Wearing a very western suit and tie, not sure what the message is that they are trying to convey? Unless it’s that his Imperial Majesty, ruler of the Kim Family Empire is fed up with wearing the scruffy rubbish produced in his Imperial domains?
Sal Affist
Perhaps there are no missiles because the South Koreans have just introduced their own, real, functioning, SLBMs with a real, functioning submarine as well. (Unlike the submerged platform the DPRK was using in its photo ops.) What's the point of parading SLBMs that can't really be used when your enemy has real, usable ones?
Skeptical
@ Peter 14 Today 05:14 pm JST Maybe there is hope for change after all
I might have agreed with you, were it not for the fact that the UN atomic agency (IAEA) said in August that Pyongyang appeared to have started its plutonium-producing reprocessing reactor at Yongbyon.
Well, that, and for the KCNA announcing that the thousands of HazMat Worker-Peasant Red Guards "were full of patriotic enthusiasm to display the advantages of the socialist system all over the world, while firmly protecting the security of the country and its people from the worldwide pandemic." (Source is from another publication).
Well, that, and for the KCNA announcing proudly that their artillery will pound "the aggressors and their vassal forces with annihilating firepower in case of emergency." The classics never go out of style.
Nahh, I still don't agree.
Desert Tortoise
Kim the Fat has become Kim the Slim. Whoda thunk?
Desert Tortoise
More likely his wife in his ear every day and he grew tired of being seen as a clown abroad.
Strangerland
I have wondered (without any evidence) if he died of covid and they swapped him out with a lookalike.
serendipitous1
Relatively rapid weight loss can also mean some kind of illness (and that wouldn't be a surprise based on his known smoking and drinking habits). Maybe they ran out of missiles to show at the parade because they used them all in tests!
Skeptical
A little more about "change"?
A group of young people in Tanchon who gathered to prepare for Youth Day (Aug. 28) were arrested by the Ministry of State Security while singing and dancing to South Korean songs, Daily NK has learned.

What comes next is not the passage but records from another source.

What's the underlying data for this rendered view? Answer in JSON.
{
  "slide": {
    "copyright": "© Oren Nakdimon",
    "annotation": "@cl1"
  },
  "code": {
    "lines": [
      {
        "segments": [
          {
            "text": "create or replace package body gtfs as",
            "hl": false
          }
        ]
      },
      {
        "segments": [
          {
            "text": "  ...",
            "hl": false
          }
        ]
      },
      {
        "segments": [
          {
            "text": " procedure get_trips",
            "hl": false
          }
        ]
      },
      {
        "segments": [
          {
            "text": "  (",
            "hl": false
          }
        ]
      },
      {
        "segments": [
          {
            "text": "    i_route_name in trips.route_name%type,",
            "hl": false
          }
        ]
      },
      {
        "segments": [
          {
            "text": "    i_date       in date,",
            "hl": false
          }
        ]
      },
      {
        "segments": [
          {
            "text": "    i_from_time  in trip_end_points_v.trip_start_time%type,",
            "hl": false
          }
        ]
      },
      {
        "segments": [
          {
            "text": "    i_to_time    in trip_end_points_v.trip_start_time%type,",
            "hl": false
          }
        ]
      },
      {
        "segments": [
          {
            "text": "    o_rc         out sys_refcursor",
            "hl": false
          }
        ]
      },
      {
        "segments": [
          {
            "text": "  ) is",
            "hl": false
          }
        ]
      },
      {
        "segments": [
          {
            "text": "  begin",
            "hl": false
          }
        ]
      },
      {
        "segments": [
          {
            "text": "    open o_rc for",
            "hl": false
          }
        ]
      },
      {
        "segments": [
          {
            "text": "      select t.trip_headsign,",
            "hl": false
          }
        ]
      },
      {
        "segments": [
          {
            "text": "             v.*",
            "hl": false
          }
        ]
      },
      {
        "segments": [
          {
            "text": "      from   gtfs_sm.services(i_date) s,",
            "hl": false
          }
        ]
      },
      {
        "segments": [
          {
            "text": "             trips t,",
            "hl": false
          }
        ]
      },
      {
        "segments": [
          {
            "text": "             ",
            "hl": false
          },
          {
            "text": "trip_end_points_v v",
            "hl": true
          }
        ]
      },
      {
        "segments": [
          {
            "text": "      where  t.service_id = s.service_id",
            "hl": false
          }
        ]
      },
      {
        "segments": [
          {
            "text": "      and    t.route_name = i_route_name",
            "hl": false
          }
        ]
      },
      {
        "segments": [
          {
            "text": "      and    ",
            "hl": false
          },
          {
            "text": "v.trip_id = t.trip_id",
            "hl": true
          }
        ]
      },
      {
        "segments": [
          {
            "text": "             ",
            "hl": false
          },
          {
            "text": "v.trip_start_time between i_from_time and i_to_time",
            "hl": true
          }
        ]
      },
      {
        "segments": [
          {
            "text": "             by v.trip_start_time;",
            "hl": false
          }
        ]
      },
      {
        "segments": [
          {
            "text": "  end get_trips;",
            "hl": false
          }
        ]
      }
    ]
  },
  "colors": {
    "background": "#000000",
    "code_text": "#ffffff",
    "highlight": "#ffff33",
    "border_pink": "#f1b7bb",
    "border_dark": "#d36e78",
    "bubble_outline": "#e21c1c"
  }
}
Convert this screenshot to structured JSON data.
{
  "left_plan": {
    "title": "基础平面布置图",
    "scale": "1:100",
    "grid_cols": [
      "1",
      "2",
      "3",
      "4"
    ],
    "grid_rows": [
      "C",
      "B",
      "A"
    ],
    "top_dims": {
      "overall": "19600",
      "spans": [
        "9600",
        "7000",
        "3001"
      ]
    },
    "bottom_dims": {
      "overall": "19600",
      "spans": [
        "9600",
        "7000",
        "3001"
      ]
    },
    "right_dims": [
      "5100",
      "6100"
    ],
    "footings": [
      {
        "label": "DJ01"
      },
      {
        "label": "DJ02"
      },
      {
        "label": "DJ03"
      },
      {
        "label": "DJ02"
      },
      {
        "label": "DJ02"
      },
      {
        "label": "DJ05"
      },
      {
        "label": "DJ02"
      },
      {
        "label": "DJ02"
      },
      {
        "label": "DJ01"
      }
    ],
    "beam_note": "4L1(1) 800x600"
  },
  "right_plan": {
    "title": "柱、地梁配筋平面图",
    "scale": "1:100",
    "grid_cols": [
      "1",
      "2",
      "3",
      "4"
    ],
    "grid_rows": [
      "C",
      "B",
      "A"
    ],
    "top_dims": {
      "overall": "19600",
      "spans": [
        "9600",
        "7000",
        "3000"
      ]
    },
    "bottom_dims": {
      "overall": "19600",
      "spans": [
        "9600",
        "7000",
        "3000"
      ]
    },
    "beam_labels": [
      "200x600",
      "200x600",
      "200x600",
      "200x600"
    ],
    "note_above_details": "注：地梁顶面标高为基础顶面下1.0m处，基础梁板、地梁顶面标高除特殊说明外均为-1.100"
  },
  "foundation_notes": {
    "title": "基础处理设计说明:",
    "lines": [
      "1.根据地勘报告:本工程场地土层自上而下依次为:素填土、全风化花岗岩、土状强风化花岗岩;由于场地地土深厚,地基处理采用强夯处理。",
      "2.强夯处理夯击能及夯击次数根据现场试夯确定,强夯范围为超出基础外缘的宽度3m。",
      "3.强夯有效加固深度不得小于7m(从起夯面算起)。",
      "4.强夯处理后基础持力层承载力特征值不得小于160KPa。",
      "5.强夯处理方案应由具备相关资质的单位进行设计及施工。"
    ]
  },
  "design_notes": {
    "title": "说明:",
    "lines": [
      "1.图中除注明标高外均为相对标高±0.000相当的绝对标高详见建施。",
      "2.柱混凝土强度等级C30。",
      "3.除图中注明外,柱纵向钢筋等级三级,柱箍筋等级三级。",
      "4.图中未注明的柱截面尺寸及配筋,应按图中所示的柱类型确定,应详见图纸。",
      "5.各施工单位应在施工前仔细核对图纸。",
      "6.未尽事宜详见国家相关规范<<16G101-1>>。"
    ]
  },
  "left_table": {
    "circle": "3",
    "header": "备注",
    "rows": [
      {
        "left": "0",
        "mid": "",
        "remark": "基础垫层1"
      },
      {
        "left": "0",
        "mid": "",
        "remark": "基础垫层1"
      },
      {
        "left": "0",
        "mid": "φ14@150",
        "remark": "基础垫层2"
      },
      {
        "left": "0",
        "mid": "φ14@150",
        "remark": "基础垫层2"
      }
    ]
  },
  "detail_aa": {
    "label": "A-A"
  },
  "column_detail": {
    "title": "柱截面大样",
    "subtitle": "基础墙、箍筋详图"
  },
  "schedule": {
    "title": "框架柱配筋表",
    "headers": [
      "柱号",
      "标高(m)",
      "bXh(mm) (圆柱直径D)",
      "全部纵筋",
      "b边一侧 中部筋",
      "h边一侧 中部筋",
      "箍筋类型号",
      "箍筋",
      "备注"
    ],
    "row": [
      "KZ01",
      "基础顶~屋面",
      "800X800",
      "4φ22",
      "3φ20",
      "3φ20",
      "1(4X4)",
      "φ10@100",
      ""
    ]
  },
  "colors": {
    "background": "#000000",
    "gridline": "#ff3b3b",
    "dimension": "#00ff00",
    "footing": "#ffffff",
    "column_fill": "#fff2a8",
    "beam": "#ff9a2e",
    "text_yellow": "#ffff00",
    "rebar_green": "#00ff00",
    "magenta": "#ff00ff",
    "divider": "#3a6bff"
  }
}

A source in South Hamgyong Province told Daily NK on Sept. 3 that, “a group of youths at the Yangjong food facility in Tanchon were arrested in the morning by the Ministry of State Security.” According to the source, the arrest came “after [the youth had finished] working on repairs and during a nightly gathering to practice singing and dancing to prepare for the Youth Day event, which their youth organization had told them to do.”
The incident was immediately reported to the provincial government, the Tanchon party committee and local youth organization. The young people caught in the roundup are reportedly undergoing a preliminary examination by the Ministry of State Security.
The source said that “there is a rumor circulating that their sentences will not be light” and that “people believe that heavier sentences will be imposed as [the government] is intensely cracking down on watching South Korean movies or listening to South Korean music.”
https://www.dailynk.com/english/group-youth-tanchon-arrested-singing-dancing-south-korean-music/
Desert Tortoise
@Skeptical, DPRK is a strange place. Their governments have long fought to prevent videos and CDs of South Korean TV shows from making their way north. It is one of the reasons they are so upset over the balloons launched over the DMZ from ROK into DPRK. Most have some South Korean TV shows on CDs attached to them. Red lipstick is strictly forbidden in DPRK. Too western and decadent for them so it is outlawed. Some women may wear it at home if they can get it but never outside. Also, all DPRK homes and apartments have this radio on the wall blasting propaganda all day. There is a volume knob but you can never turn it fully off.
GdTokyo
Maybe they’re out of gas to haul around all those mock-up missiles?
Desert Tortoise
Give it a few days and the web page 38 North will have a detailed analysis of the parade by veteran Korea watchers.